|Most animals fall into one of two groups -- vertebrates and invertebrates.
Vertebrates have a spinal column, or backbone, running the length of the body. Invertebrates do not have a backbone. Vertebrates are often larger and have more complex bodies than invertebrates. However, there are many more invertebrates than vertebrates.
VertebratesVertebrates are grouped into cold-blooded and warm-blooded animals. Warm-blooded animals regulate their own body temperatures; their bodies use energy to maintain a constant temperature. Cold-blooded animals depend on their surroundings to establish their body temperatures.
Some cold-blooded animal groups are fish, amphibians, and reptiles.
Fish breathe through gills and live in water. Most fish lay eggs. Sharks, though are considered fish, give birth to live young.
Amphibians live both on land and in water. When they are on land, they breath with lungs and when they are in water, they breath through gills. Three types of amphibians are frogs and toads, salamanders, and caecilians. Caecilians are primitive amphibians that resemble earthworms. They are found in the tropics.
Reptiles breathe with lungs. They have scales, and most lay eggs. Reptiles include snakes, turtles and tortoises, crocodiles and alligators, and lizards.
Birds and mammals are the only two warm-blooded animal groups.
Birds have feathers and wings. They lay eggs, and most can fly. There are some birds like penguins and ostriches that cannot fly.
Mammals are fed by their mothers' milk. Most mammals have body hair. Most mammals give birth to live young, except the platypus which lays eggs.
InvertebratesArthropods are the largest and most diverse of all animal groups. They have segmented bodies supported by a hard external skeleton (or exoskeleton). Arthropods include insects, arachnids (spiders and their relatives), centipedes, millipedes, and crustaceans like crabs, lobsters, and shrimp.
Mollusks are soft-bodied animals, which often live in hard shells. They include snails, slugs, octopus, squid, mussels, oysters, clams, scallops, chitons, and cuttlefish.

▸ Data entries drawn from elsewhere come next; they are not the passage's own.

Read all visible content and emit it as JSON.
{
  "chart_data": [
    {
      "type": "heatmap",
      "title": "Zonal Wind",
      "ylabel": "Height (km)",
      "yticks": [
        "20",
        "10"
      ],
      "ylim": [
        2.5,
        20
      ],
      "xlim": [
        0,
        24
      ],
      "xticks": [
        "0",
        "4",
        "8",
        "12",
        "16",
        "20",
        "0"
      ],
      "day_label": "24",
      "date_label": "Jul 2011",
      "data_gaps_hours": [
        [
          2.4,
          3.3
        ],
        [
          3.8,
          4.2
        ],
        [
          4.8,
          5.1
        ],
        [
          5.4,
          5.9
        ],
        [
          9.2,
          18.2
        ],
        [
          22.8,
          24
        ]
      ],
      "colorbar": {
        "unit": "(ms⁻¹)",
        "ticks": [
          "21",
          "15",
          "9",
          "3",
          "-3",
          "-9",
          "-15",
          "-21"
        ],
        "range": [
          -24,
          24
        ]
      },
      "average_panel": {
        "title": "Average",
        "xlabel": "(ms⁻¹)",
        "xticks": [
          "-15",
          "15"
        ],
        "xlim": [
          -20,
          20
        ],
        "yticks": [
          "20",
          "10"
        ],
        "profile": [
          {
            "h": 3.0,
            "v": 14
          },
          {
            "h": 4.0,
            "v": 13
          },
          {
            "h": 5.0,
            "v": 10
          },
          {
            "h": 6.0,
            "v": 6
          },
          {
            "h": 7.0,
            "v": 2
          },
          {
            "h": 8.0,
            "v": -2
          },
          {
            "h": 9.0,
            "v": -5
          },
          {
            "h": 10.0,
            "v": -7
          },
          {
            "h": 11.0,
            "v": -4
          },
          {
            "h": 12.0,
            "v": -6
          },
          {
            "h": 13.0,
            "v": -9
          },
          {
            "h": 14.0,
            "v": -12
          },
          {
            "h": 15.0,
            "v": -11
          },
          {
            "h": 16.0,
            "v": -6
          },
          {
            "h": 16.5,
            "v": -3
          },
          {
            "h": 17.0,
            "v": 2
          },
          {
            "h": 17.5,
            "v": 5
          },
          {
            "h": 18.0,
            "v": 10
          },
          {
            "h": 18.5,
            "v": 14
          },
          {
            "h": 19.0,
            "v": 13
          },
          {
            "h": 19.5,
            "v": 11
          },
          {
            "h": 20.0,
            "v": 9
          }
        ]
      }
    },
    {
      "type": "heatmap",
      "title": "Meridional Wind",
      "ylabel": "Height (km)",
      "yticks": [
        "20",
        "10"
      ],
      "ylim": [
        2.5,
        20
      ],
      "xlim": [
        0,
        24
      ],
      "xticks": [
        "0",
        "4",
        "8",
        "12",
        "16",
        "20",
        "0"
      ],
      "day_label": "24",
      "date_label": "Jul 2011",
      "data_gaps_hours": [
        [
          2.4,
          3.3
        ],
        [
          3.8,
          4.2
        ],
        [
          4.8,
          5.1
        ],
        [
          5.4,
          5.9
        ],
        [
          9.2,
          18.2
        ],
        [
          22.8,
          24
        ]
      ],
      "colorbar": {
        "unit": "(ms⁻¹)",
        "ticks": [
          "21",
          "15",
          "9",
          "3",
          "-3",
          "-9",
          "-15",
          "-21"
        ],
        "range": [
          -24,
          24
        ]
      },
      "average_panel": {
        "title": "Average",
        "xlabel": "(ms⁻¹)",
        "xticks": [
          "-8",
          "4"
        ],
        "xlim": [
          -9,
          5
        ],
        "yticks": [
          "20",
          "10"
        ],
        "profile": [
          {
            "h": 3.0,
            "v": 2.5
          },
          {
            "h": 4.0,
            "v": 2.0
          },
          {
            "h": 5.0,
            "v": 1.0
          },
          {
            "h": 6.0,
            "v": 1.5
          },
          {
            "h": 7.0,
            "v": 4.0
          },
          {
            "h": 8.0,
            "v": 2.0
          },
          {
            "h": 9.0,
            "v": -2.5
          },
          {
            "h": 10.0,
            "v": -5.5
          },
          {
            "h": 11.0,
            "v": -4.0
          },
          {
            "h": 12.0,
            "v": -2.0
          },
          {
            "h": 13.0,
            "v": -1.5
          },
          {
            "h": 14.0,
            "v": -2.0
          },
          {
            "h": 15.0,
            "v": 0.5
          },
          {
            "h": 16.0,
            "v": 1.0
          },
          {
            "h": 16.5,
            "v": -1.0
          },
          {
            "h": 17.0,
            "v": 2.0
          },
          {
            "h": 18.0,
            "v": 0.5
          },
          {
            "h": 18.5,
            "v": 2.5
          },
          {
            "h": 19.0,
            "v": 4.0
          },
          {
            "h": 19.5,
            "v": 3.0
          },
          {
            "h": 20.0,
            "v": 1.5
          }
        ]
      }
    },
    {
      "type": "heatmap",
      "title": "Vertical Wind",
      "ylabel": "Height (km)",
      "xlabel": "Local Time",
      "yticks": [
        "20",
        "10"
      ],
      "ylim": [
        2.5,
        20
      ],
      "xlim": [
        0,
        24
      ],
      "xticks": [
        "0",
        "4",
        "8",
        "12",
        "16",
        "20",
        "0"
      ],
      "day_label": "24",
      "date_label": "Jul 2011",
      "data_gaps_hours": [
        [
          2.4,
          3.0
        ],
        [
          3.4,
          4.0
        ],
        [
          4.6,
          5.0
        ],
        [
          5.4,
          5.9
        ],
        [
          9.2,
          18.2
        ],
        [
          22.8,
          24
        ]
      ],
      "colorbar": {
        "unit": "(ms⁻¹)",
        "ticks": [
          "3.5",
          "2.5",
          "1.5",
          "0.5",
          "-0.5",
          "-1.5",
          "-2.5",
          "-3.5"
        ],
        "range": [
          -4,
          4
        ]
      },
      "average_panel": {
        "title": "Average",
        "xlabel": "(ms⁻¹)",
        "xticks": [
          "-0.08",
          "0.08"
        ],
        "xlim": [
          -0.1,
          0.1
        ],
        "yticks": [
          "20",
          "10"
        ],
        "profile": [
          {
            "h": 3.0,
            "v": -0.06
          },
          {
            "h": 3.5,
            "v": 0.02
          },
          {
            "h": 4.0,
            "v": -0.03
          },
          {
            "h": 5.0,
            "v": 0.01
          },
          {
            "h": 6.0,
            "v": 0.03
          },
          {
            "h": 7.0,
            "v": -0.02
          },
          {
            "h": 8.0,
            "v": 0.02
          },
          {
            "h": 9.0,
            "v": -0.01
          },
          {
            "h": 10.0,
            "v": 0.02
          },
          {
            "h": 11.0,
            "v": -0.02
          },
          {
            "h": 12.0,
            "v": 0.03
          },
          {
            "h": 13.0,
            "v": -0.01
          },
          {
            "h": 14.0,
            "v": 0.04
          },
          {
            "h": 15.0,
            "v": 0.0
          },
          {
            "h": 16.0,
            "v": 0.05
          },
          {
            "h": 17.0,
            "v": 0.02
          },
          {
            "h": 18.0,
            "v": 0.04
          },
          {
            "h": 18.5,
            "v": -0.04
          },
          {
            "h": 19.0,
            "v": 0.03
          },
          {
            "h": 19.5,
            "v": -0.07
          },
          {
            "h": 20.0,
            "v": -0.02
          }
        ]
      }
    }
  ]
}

Mollusks are the second-largest group of invertebrates, with 50,000 living species.
Worms come in many varieties and live in all sorts of habitats — from the bottom of the ocean to the inside of other animals. They include flatworms (flukes), roundworms (hookworms), segmented worms (earthworms), and rotifers (philodina).
Echinoderms include starfish, sea urchins, and sea cucumbers. They live in seawater and have external skeletons.
Coelenterates are also very primitive. Their mouths, which take in food and get rid of waste, are surrounded by stinging tentacles. Some coelenterates are jellyfish, corals, and sea anemones.
Sponges are the most primitive of animal groups. They live in water (usually saltwater), are sessile (do not move from place to place), and filter tiny organisms out of the water for food.